Wie wir in anderen Artikeln dieses Werkes schon aufgezeigt bekommen haben, gibt es verschiedene Risikoarten, die ein Hersteller während der Entwicklung, Fertigung und Anwendung etc. von Medizinprodukten beherrschen muss. Fertigungsrisiken und Produktionsrisiken sind für den Hersteller greifbare Szenarien. Die Betrachtung der anwendungsorientierten Risiken, wie sie im MEDDEV 2.12-1 [1] an Beispielen beschrieben werden und die neue Medizinprodukte Anwendermelde- und Informationsverordnung (MPAIMV) [2], die die alte Sicherheitsplanverordnung für Medizinprodukte abgelöst hat, gefordert werden müssen vom Hersteller in Kooperation mit Anwendern ermittelt und den Behörden gemeldet werden. Bei der Bewertung des Schadensausmaßes und bei der Beurteilung der Auftretenswahrscheinlichkeiten gibt es in den Normen oder anderen Vorgabedokumenten dagegen keine klaren Regelungen. Der Hersteller kann quasi frei entscheiden, ob er einen Personenschaden als schwer oder leicht klassifiziert. Es gibt zwar eine allgemeine Vorgabe, die Schäden „gesellschaftlich akzeptabel” zu bewerten und die Auftretenswahrscheinlichkeiten wissenschaftlich zu begründen, was das aber im Einzelnen bedeutet oder wie das umzusetzen ist, liegt in der Verantwortung des Herstellers.

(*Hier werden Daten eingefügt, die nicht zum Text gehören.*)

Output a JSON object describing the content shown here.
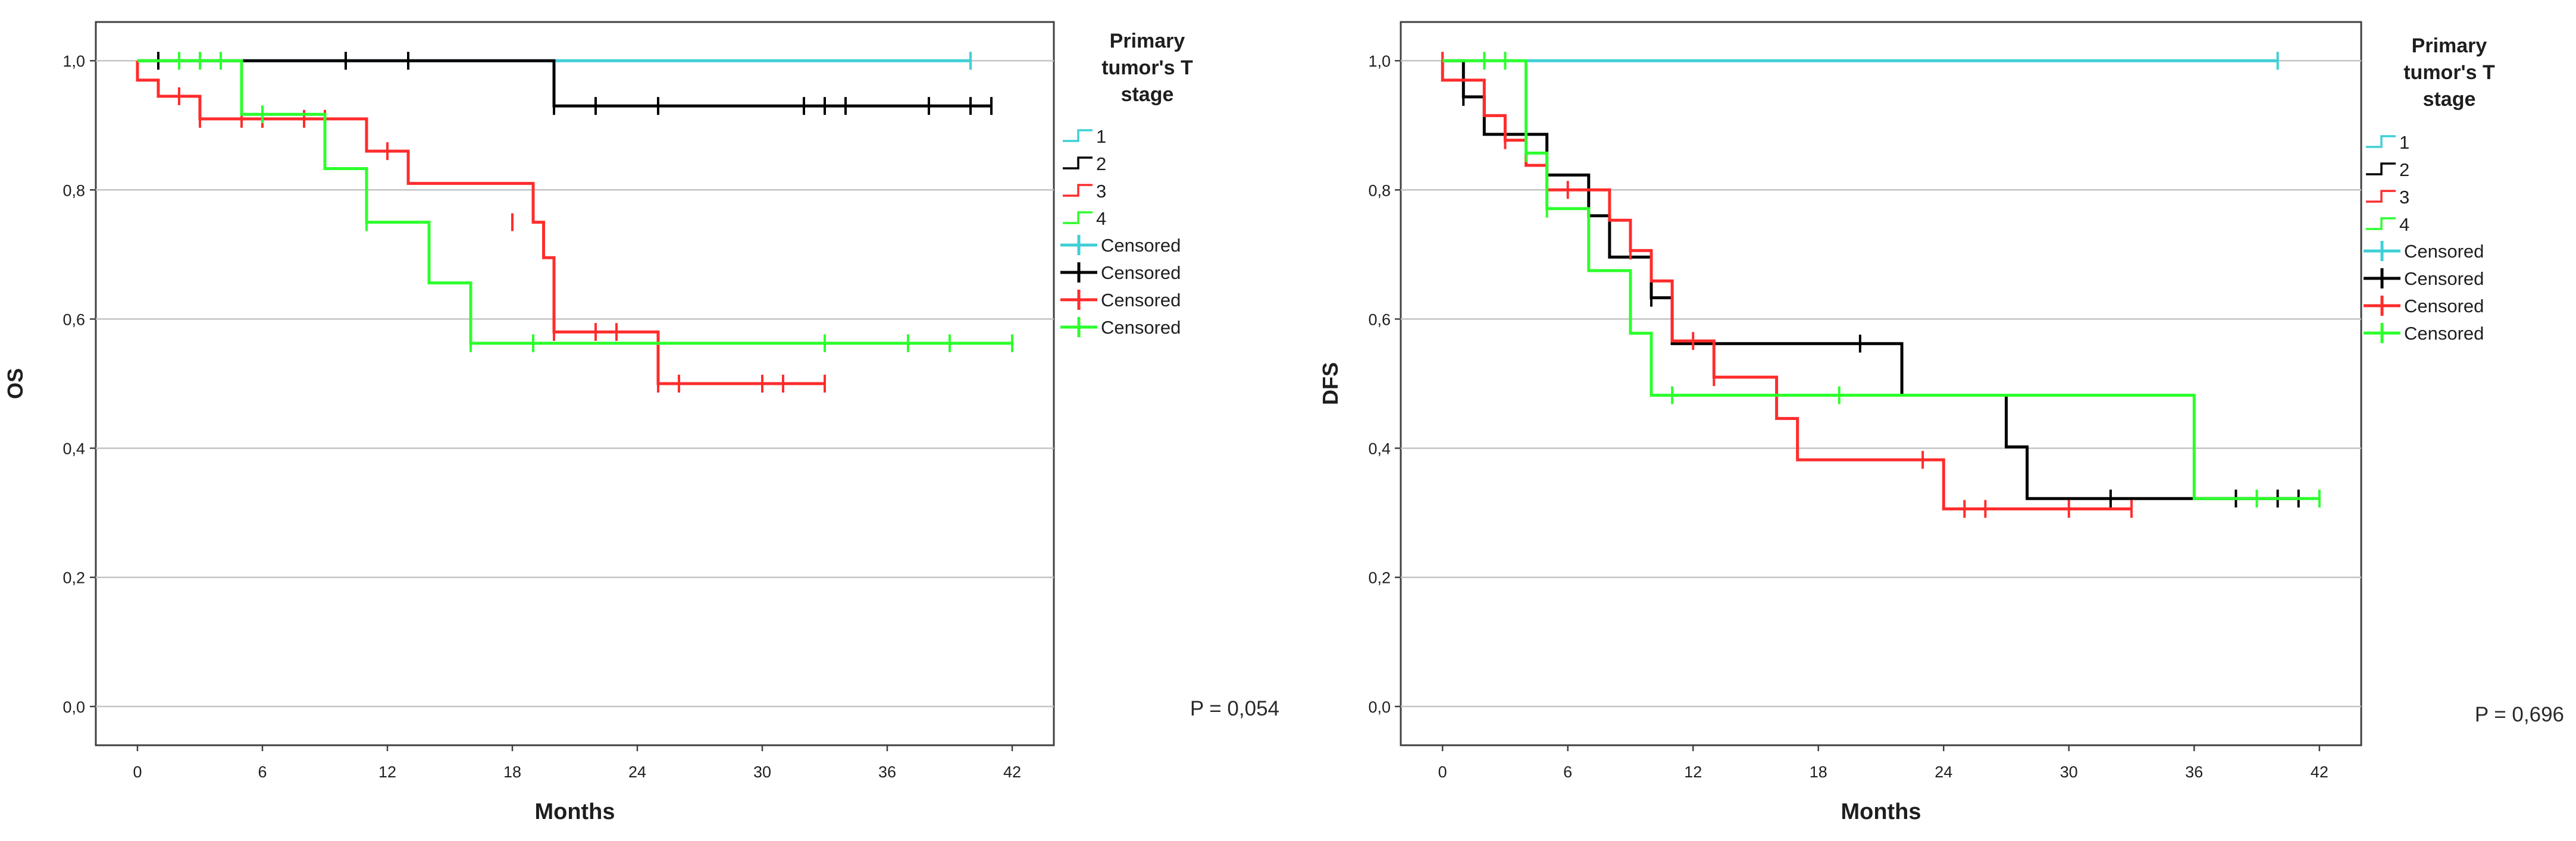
{
  "figure": {
    "legend_title": [
      "Primary",
      "tumor's T",
      "stage"
    ],
    "groups": [
      "1",
      "2",
      "3",
      "4"
    ],
    "censored_label": "Censored",
    "colors": {
      "1": "#3fcfd6",
      "2": "#000000",
      "3": "#ff2c2c",
      "4": "#2cff2c",
      "grid": "#c4c4c4",
      "axis": "#404040",
      "text": "#1e1e1e"
    }
  },
  "chart_data": [
    {
      "type": "line",
      "chart_kind": "kaplan-meier",
      "title": "",
      "xlabel": "Months",
      "ylabel": "OS",
      "xlim": [
        -2,
        44
      ],
      "ylim": [
        -0.06,
        1.06
      ],
      "xticks": [
        0,
        6,
        12,
        18,
        24,
        30,
        36,
        42
      ],
      "yticks": [
        0.0,
        0.2,
        0.4,
        0.6,
        0.8,
        1.0
      ],
      "ytick_labels": [
        "0,0",
        "0,2",
        "0,4",
        "0,6",
        "0,8",
        "1,0"
      ],
      "grid": "horizontal",
      "p_value_label": "P = 0,054",
      "series": [
        {
          "name": "1",
          "color_key": "1",
          "steps": [
            [
              0,
              1.0
            ],
            [
              40,
              1.0
            ]
          ],
          "censored": [
            [
              40,
              1.0
            ]
          ]
        },
        {
          "name": "2",
          "color_key": "2",
          "steps": [
            [
              0,
              1.0
            ],
            [
              20,
              0.93
            ],
            [
              41,
              0.93
            ]
          ],
          "censored": [
            [
              1,
              1.0
            ],
            [
              10,
              1.0
            ],
            [
              13,
              1.0
            ],
            [
              20,
              0.93
            ],
            [
              22,
              0.93
            ],
            [
              25,
              0.93
            ],
            [
              32,
              0.93
            ],
            [
              33,
              0.93
            ],
            [
              34,
              0.93
            ],
            [
              38,
              0.93
            ],
            [
              40,
              0.93
            ],
            [
              41,
              0.93
            ]
          ]
        },
        {
          "name": "3",
          "color_key": "3",
          "steps": [
            [
              0,
              1.0
            ],
            [
              0,
              0.97
            ],
            [
              1,
              0.945
            ],
            [
              3,
              0.91
            ],
            [
              11,
              0.86
            ],
            [
              13,
              0.81
            ],
            [
              19,
              0.75
            ],
            [
              19.5,
              0.695
            ],
            [
              20,
              0.58
            ],
            [
              25,
              0.5
            ],
            [
              33,
              0.5
            ]
          ],
          "censored": [
            [
              2,
              0.945
            ],
            [
              3,
              0.91
            ],
            [
              5,
              0.91
            ],
            [
              6,
              0.91
            ],
            [
              8,
              0.91
            ],
            [
              9,
              0.91
            ],
            [
              12,
              0.86
            ],
            [
              18,
              0.75
            ],
            [
              20,
              0.58
            ],
            [
              22,
              0.58
            ],
            [
              23,
              0.58
            ],
            [
              25,
              0.5
            ],
            [
              26,
              0.5
            ],
            [
              30,
              0.5
            ],
            [
              31,
              0.5
            ],
            [
              33,
              0.5
            ]
          ]
        },
        {
          "name": "4",
          "color_key": "4",
          "steps": [
            [
              0,
              1.0
            ],
            [
              5,
              0.917
            ],
            [
              9,
              0.833
            ],
            [
              11,
              0.75
            ],
            [
              14,
              0.656
            ],
            [
              16,
              0.5625
            ],
            [
              42,
              0.5625
            ]
          ],
          "censored": [
            [
              2,
              1.0
            ],
            [
              3,
              1.0
            ],
            [
              4,
              1.0
            ],
            [
              6,
              0.917
            ],
            [
              11,
              0.75
            ],
            [
              16,
              0.5625
            ],
            [
              19,
              0.5625
            ],
            [
              33,
              0.5625
            ],
            [
              37,
              0.5625
            ],
            [
              39,
              0.5625
            ],
            [
              42,
              0.5625
            ]
          ]
        }
      ]
    },
    {
      "type": "line",
      "chart_kind": "kaplan-meier",
      "title": "",
      "xlabel": "Months",
      "ylabel": "DFS",
      "xlim": [
        -2,
        44
      ],
      "ylim": [
        -0.06,
        1.06
      ],
      "xticks": [
        0,
        6,
        12,
        18,
        24,
        30,
        36,
        42
      ],
      "yticks": [
        0.0,
        0.2,
        0.4,
        0.6,
        0.8,
        1.0
      ],
      "ytick_labels": [
        "0,0",
        "0,2",
        "0,4",
        "0,6",
        "0,8",
        "1,0"
      ],
      "grid": "horizontal",
      "p_value_label": "P = 0,696",
      "series": [
        {
          "name": "1",
          "color_key": "1",
          "steps": [
            [
              0,
              1.0
            ],
            [
              40,
              1.0
            ]
          ],
          "censored": [
            [
              40,
              1.0
            ]
          ]
        },
        {
          "name": "2",
          "color_key": "2",
          "steps": [
            [
              0,
              1.0
            ],
            [
              1,
              0.944
            ],
            [
              2,
              0.886
            ],
            [
              5,
              0.823
            ],
            [
              7,
              0.76
            ],
            [
              8,
              0.696
            ],
            [
              10,
              0.633
            ],
            [
              11,
              0.562
            ],
            [
              22,
              0.482
            ],
            [
              27,
              0.402
            ],
            [
              28,
              0.322
            ],
            [
              41,
              0.322
            ]
          ],
          "censored": [
            [
              1,
              0.944
            ],
            [
              3,
              0.886
            ],
            [
              10,
              0.633
            ],
            [
              20,
              0.562
            ],
            [
              32,
              0.322
            ],
            [
              38,
              0.322
            ],
            [
              40,
              0.322
            ],
            [
              41,
              0.322
            ]
          ]
        },
        {
          "name": "3",
          "color_key": "3",
          "steps": [
            [
              0,
              1.0
            ],
            [
              0,
              0.97
            ],
            [
              2,
              0.915
            ],
            [
              3,
              0.877
            ],
            [
              4,
              0.838
            ],
            [
              5,
              0.8
            ],
            [
              8,
              0.753
            ],
            [
              9,
              0.706
            ],
            [
              10,
              0.659
            ],
            [
              11,
              0.566
            ],
            [
              13,
              0.51
            ],
            [
              16,
              0.446
            ],
            [
              17,
              0.382
            ],
            [
              23,
              0.382
            ],
            [
              24,
              0.306
            ],
            [
              33,
              0.306
            ]
          ],
          "censored": [
            [
              0,
              1.0
            ],
            [
              3,
              0.877
            ],
            [
              6,
              0.8
            ],
            [
              9,
              0.706
            ],
            [
              12,
              0.566
            ],
            [
              13,
              0.51
            ],
            [
              23,
              0.382
            ],
            [
              25,
              0.306
            ],
            [
              26,
              0.306
            ],
            [
              30,
              0.306
            ],
            [
              33,
              0.306
            ]
          ]
        },
        {
          "name": "4",
          "color_key": "4",
          "steps": [
            [
              0,
              1.0
            ],
            [
              4,
              0.857
            ],
            [
              5,
              0.771
            ],
            [
              7,
              0.675
            ],
            [
              9,
              0.578
            ],
            [
              10,
              0.482
            ],
            [
              36,
              0.482
            ],
            [
              36,
              0.322
            ],
            [
              42,
              0.322
            ]
          ],
          "censored": [
            [
              2,
              1.0
            ],
            [
              3,
              1.0
            ],
            [
              4,
              0.857
            ],
            [
              5,
              0.771
            ],
            [
              11,
              0.482
            ],
            [
              19,
              0.482
            ],
            [
              39,
              0.322
            ],
            [
              42,
              0.322
            ]
          ]
        }
      ]
    }
  ]
}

Als Beispiel kann man hier den Defibrillator nennen. Obwohl neun von zehn Personen bei seiner Anwendung sterben, ist dieser Umstand für Hersteller und auch für die Anwender ein akzeptables Risiko, da ohne ihn zehn von zehn sterben würden. Auch Länderübergreifend wird der Begriff „gesellschaftlich akzeptabel” unterschiedlich ausgelegt. Während zum Beispiel in Indien die Anwesenheit von (wilden) Tieren in den Krankenhausfluren zum Teil toleriert wird, gibt es in Europa strenge Hygienevorschriften, die dieses untersagen. Die Risikoakzeptanz ist sozusagen marktspezifisch.
Weichen früh stellen
Was also „gesellschaftlich Akzeptabel” ist, hängt von vielen verschiedenen Faktoren ab. Wichtig ist nur, dass diese Akzeptanzkriterien innerhalb der Firma so früh wie möglich festgelegt werden. Von diesen Kriterien hängen viele Entscheidungen innerhalb des Entwicklungsprozesses ab und diese Entscheidungen haben zum Teil immense Auswirkungen auf den gesamten Produktlebenszyklus.